Probate Court Disqualification of Executors; Ore Tenus Review - Engel v. Amonett


Engel v. Amonett, [Ms. 1160113, June 23, 2017] __ So. 3d __ (Ala. 2017). The Court affirms an order of the Mobile Probate Court disqualifying co-executors and appointing the county administrator to administer an estate upon finding, following an ore tenus hearing, evidence supporting grounds for disqualification under § 43-2-22(a), Ala. Code 1975 ("intemperance, improvidence, or want of understanding").

The standard of review concerning the probate court's judgment following an ore tenus hearing is as follows:

"'Because the probate court's judgment is based, in part, upon testimony adduced at an ore tenus proceeding, we presume its judgment to be correct, and we will not reverse its judgment unless it is "palpably erroneous." Cox v. Logan, 262 Ala. 11, 13, 76 So. 2d 169, 171 (1954). A more recent statement of the "ore tenus" rule, as applicable in an appeal from a probate court's judgment, appears in Craig v. Perry, 565 So. 2d 171, 175 (Ala. 1990) (citations omitted):

" ' "[W]hen a court hears ore tenus evidence in a nonjury case, its ruling based on that evidence is presumed correct and will be overturned only if clearly erroneous or manifestly unjust. ... The presumption of correctness is especially applicable where ... the evidence was conflicting. The weight to be given the witnesses' testimony [is] for the trial judge, because he had the opportunity to view the witnesses and their demeanor." '

"Barron v. Scroggins, 910 So. 2d 780, 782-83 (Ala. Civ. App. 2005)."

Ms. *5-6 (quoting McGallagher v. Estate of DeGeer, 934 So. 2d 391, 401 (Ala. Civ. App. 2005)). The statutory grounds for disqualification to serve as an executor are explained this way:

" 'Improvidence means a lack of care and foresight, of forehandedness, of thrift, of business capacity. It does not mean, however, that the capacity for care and foresight must needs to be proved by the accumulation of any considerable estate, for men are largely creatures of time and chance. Improvidence in this connection means only that probable lack of care and foresight in the management of the estate's only asset which would endanger its safety in case administration should be committed to appellee.'

"Nichols v. Smith, 186 Ala. 587, 591–92, 65 So. 30, 31 (1914)."
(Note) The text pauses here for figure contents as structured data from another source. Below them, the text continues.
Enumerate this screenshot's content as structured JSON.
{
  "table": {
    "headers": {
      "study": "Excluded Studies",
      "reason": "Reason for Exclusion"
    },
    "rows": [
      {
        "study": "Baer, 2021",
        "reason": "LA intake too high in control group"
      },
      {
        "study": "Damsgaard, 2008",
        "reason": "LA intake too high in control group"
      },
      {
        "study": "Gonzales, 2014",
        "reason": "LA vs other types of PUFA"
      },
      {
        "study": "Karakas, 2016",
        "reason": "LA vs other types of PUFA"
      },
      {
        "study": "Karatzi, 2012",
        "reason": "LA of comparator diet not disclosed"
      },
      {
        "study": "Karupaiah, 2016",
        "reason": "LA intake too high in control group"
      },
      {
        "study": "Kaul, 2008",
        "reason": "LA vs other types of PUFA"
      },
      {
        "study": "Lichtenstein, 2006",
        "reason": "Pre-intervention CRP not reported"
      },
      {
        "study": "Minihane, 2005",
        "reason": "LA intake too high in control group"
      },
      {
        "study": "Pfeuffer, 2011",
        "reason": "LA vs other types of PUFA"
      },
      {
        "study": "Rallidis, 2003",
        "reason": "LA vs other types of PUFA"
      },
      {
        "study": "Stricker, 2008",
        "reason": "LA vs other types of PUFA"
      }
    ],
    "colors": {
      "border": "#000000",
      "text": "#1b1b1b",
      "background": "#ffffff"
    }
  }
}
Thames v. Thames, 183 So. 3d 168, 180 (Ala. Civ. App. 2015).

"Improvidence as here used has been defined as that probable lack of care and foresight in the management of the estate which would endanger its safety in case administration should be committed to the applicant. Nichols v. Smith, 186 Ala. [587,] 592, 65 So. 30 [(1914)]; 33 C.J.S., Executors and Administrators, p. 947, § 46, subsec. e; In re Ferguson's Will, 41 Misc. 465, 84 N.Y.S. 1102 [(N.Y. Sur. 1903)].

"The disqualifying term means more than the lack of capacity to accumulate a considerable estate (Nichols v. Smith, supra, 186 Ala. at page 591, 65 So. 30) ....

"A much quoted New York decision observed that improvidence, as termed in the statute, 'refers to habits of mind and conduct which become a part of the man, and render him generally, and under all ordinary circumstances, unfit for the trust or employment in question.' In Matter of Flood's Will, 236 N.Y. 408, 411, 140 N.E. 936, 937 [(N.Y. 1923)], quoting Emerson v. Bowers, 14 N.Y. 449 [(N.Y. 1856)]. See also In re Schwartz' Estate, 138 Misc. 537, 246 N.Y.S. 478, 480 [(N.Y. Sur. 1930)]."

Griffin v. Irwin, 246 Ala. 631, 635, 21 So. 2d 668, 671 (1945).

" 'Improvidence' is thus defined in 42 C.J.S., p. 472:

" 'In general, a lack of business capacity, care and foresight, forehandedness, prudence, or thrift; and, more specifically, a want of care and foresight in the management of property. The term refers to habits of mind and conduct which become a part of the man and render him generally and under all ordinary circumstances unfit for the trust or employment in question; but does not necessarily imply a failure to accumulate any considerable estate.'

"Webster's New International Dictionary, 2d Ed., defines 'improvidence' as 'want of foresight or thrift.' "

Ms. *22-24 (quoting Smith v. Rice, 265 Ala. 236, 248, 90 So. 2d 262, 273 (1956)). Because the Mobile Probate Court heard oral testimony and rendered a judgment based on findings of fact from that testimony, the judgment is presumed correct and will not be disturbed on appeal except for plain and palpable error. Ms. *26-27 (citing Kennedy v. Boles Invs., Inc., 53 So. 3d 60 (Ala. 2010)). Because there was evidence supporting the probate court's judgment, the judgment was due to be affirmed.